I ricercatori hanno scelto per la loro analisi quello che è probabilmente il capo di vestiario più comune, almeno in Occidente: un paio di jeans. L’impatto climatico è messo a confronto in cinque diversi scenari di utilizzo: Base, cioè acquisto e smaltimento in discarica; Reduce, ovvero un utilizzo prolungato rispetto alla media; Reuse, cioè la vendita di seconda mano o altro tipo di riuso; Recycle, ossia il processo industriale di riciclo delle materie prime; Share, che corrisponde ai vari modelli di noleggio e condivisione del prodotto. Come è abbastanza intuitivo, gli scenari con la minore impronta di carbonio sono risultati essere Reduce e Reuse, che sono poi, tra i modelli di consumo alternativi alla fast fashion, quelli già più collaudati e diffusi. A sorpresa, invece, lo scenario con la maggior impronta di carbonio è quello che prevede forme di condivisione dei jeans come appunto il noleggio. “Lo scenario Share – si legge nel report – ottiene buoni risultati nell’intensificare il tasso di utilizzo di un prodotto, ma c'è un alto rischio che aumenti la mobilità dei consumatori, che si tradurrebbe in elevate emissioni extra”. La bilancia della CO2 sembrerebbe dunque pendere a favore della discarica.

Oltre le metriche, il fattore umano

Prima di buttare via il bambino con l’acqua sporca, è bene tuttavia prendere la lente di ingrandimento e scendere un po’ più nei dettagli. Innanzitutto va tenuto presente che, come tutte le analisi di questo tipo, la ricerca assume parametri più o meno arbitrari, che se variati anche minimamente possono stravolgere i risultati. Ad esempio, si ipotizza che i jeans vengano indossati per una media di 200 volte prima di essere dismessi, quando la media globale di utilizzo dei capi di vestiario è scesa a 120 volte. Si potrebbe ribattere che in effetti i jeans, tra tutti i capi in un armadio, sono quelli indossati più spesso, ma è anche vero che quasi nessuno li affitta e anzi, nella maggioranza dei casi, il noleggio riguarda capi che, se acquistati, verrebbero usati solo una manciata di volte in una vita.

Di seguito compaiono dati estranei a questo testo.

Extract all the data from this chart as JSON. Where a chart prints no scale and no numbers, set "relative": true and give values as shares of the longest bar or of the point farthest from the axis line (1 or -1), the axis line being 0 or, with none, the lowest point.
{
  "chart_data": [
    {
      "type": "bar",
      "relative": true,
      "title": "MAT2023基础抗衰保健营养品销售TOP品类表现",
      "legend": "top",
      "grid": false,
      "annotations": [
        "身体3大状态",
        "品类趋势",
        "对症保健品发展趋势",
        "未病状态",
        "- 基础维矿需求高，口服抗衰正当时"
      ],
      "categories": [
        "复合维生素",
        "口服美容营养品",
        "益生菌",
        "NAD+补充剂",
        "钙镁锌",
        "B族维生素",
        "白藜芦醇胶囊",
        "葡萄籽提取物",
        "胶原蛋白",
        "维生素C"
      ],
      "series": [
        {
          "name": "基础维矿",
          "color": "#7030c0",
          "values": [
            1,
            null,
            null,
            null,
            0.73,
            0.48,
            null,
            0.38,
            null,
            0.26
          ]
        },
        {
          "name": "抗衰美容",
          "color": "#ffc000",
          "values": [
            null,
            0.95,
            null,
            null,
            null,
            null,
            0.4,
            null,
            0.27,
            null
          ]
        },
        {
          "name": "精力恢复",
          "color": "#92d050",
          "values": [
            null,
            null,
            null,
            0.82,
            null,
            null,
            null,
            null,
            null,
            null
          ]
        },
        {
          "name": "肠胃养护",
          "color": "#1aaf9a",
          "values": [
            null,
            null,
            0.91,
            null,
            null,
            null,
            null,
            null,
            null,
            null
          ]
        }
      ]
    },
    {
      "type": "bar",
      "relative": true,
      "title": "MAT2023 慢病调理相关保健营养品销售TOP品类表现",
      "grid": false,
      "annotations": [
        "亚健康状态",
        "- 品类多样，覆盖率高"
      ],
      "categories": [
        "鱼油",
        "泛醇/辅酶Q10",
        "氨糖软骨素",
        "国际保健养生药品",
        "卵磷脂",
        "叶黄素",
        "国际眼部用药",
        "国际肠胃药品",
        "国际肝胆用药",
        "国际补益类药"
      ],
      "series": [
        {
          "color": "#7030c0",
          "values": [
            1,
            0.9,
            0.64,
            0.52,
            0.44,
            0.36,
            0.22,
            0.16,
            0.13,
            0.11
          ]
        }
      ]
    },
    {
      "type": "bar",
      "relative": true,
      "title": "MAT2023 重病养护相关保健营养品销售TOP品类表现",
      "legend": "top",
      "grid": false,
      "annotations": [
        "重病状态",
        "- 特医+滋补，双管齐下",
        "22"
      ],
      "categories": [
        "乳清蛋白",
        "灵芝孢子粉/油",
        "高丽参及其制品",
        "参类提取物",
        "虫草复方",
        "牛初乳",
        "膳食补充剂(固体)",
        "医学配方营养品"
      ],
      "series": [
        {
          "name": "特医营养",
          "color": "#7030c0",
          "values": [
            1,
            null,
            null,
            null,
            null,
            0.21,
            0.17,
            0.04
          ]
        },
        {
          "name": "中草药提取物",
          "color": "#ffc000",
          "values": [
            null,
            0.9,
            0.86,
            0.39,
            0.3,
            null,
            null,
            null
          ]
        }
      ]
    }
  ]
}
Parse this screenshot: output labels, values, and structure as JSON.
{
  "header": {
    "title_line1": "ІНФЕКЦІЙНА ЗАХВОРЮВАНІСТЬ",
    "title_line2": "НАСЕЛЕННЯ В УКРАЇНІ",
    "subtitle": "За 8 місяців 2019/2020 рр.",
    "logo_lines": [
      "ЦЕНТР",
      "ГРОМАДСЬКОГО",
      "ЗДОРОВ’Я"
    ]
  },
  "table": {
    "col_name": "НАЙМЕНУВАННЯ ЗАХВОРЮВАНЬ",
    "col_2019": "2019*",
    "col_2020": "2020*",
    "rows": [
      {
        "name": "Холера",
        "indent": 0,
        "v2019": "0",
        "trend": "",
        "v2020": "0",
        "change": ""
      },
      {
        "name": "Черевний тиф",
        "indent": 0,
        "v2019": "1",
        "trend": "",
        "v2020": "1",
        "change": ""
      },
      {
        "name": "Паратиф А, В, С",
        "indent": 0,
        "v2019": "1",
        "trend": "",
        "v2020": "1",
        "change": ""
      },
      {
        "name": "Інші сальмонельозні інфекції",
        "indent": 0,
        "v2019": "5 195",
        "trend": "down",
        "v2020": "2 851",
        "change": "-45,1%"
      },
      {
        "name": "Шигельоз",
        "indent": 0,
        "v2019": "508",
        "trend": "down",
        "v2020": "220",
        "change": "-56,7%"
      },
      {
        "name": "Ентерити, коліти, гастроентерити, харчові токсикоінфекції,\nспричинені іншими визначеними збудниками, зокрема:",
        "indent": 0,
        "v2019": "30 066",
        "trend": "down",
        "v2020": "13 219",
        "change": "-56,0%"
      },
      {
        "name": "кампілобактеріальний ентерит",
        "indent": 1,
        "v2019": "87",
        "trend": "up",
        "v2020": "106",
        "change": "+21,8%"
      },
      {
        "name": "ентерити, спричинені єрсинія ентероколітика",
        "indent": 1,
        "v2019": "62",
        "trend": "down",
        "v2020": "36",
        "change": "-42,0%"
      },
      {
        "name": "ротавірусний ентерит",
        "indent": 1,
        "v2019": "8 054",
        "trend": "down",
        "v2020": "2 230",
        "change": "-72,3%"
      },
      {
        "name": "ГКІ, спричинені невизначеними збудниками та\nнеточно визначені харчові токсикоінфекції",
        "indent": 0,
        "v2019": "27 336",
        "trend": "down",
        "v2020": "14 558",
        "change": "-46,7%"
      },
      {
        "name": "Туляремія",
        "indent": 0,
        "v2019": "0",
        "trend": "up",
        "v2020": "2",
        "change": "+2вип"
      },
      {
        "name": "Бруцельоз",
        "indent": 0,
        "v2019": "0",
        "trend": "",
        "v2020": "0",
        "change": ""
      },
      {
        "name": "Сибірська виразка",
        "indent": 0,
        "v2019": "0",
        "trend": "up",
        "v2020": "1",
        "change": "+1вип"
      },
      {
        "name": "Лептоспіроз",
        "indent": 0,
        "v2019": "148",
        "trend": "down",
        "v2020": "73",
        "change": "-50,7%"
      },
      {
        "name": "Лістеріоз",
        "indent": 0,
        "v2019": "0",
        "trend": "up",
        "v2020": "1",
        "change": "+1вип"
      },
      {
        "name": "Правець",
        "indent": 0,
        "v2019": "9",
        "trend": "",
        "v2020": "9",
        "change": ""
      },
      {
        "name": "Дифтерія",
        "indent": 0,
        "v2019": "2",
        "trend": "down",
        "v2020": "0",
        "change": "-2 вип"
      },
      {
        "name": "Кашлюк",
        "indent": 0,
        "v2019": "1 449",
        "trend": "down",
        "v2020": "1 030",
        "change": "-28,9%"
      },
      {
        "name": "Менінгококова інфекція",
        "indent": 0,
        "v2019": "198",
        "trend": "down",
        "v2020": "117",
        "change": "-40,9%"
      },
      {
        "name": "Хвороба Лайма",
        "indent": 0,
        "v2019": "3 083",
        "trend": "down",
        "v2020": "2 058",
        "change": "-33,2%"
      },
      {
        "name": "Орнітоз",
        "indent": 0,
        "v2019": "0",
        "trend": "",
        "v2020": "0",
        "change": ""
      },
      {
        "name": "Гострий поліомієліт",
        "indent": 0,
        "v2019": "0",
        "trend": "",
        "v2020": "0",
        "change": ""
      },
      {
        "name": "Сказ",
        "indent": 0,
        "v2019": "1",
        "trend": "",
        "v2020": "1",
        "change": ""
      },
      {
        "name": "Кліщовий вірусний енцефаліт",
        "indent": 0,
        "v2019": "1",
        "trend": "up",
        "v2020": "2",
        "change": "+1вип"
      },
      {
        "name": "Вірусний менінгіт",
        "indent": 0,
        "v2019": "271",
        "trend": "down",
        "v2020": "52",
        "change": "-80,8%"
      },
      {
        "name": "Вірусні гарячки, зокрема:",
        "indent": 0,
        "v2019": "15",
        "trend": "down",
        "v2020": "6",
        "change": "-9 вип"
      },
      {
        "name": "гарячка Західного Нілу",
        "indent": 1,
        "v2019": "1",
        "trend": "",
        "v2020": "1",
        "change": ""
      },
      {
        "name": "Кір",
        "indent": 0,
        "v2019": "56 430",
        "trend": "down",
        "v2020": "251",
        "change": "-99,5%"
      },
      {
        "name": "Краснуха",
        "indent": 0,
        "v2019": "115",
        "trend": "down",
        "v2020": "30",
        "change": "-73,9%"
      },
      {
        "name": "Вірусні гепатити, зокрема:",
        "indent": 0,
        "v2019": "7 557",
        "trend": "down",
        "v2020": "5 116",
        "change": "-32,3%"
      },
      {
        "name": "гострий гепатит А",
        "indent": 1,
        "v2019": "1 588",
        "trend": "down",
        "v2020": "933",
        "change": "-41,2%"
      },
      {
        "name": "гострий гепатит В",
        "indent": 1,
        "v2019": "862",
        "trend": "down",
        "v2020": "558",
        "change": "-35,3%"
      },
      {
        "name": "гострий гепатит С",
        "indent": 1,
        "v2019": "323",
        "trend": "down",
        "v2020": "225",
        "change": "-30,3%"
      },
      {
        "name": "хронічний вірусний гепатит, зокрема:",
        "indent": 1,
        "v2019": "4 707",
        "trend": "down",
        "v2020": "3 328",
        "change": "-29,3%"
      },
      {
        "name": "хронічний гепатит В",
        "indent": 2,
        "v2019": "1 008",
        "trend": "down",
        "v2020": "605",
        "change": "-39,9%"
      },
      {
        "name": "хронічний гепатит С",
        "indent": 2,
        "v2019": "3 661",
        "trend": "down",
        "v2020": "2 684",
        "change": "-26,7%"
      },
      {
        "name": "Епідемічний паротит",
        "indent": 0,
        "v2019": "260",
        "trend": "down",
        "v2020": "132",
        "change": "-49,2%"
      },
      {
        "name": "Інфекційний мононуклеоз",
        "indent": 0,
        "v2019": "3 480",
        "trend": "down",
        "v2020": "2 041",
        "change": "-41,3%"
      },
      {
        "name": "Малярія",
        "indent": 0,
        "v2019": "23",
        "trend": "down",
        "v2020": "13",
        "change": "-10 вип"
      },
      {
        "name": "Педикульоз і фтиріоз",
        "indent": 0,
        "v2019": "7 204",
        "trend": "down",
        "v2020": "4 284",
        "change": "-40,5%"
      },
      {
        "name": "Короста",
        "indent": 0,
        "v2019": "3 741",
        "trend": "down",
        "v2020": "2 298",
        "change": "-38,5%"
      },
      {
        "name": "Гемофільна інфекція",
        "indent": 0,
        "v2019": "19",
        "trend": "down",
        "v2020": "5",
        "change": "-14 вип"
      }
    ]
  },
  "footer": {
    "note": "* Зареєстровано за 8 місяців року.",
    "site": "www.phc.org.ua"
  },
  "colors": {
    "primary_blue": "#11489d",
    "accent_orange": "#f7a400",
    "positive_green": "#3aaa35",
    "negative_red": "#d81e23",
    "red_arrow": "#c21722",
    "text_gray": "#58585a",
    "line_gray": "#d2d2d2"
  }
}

Altro assunto discutibile è il fatto che
il ritiro o la consegna di un capo noleggiato comporti delle emissioni extra dovute ai trasporti. Il problema può essere reale, soprattutto se si pensa ai servizi online che spediscono a domicilio, ma andrebbero anche considerate forme di mobilità alternative alle automobili. E in effetti i ricercatori finlandesi hanno elaborato anche uno scenario alternativo in cui la mobilità sostenibile abbassa drasticamente le emissioni del noleggio, portandolo al livello del riuso.
Più in generale la ricerca, d
ichiaratamente, non prende in considerazione altri tipi di impatti sull’ambiente oltre alle emissioni climalteranti, come ad esempio il consumo d’acqua, la perdita di biodiversità collegata alla produzione di materie prime, l’uso di sostanze chimiche tossiche, la produzione di rifiuti e l’inquinamento. Gli scenari di utilizzo dei jeans sono perciò stati analizzati unicamente attraverso lo standard LCA (Life Cycle Assessment), che già altre volte si è attirato critiche per essere troppo focalizzato sul prodotto e poco sui processi, e soprattutto per non tenere assolutamente in considerazione quello che in un modello di business e di consumo è il fattore più importante: il comportamento umano.
Insomma, se il clothing rental è un sistema giovane e sicuramente perfezionabile, anche le metriche con cui si cercano di misurare i benefici ambientali andrebbero continuamente aggiornate e rimesse in discussione, magari integrandole con un po’ di scienze umane. Altrimenti si arriva al paradosso di farci piacere persino la discarica.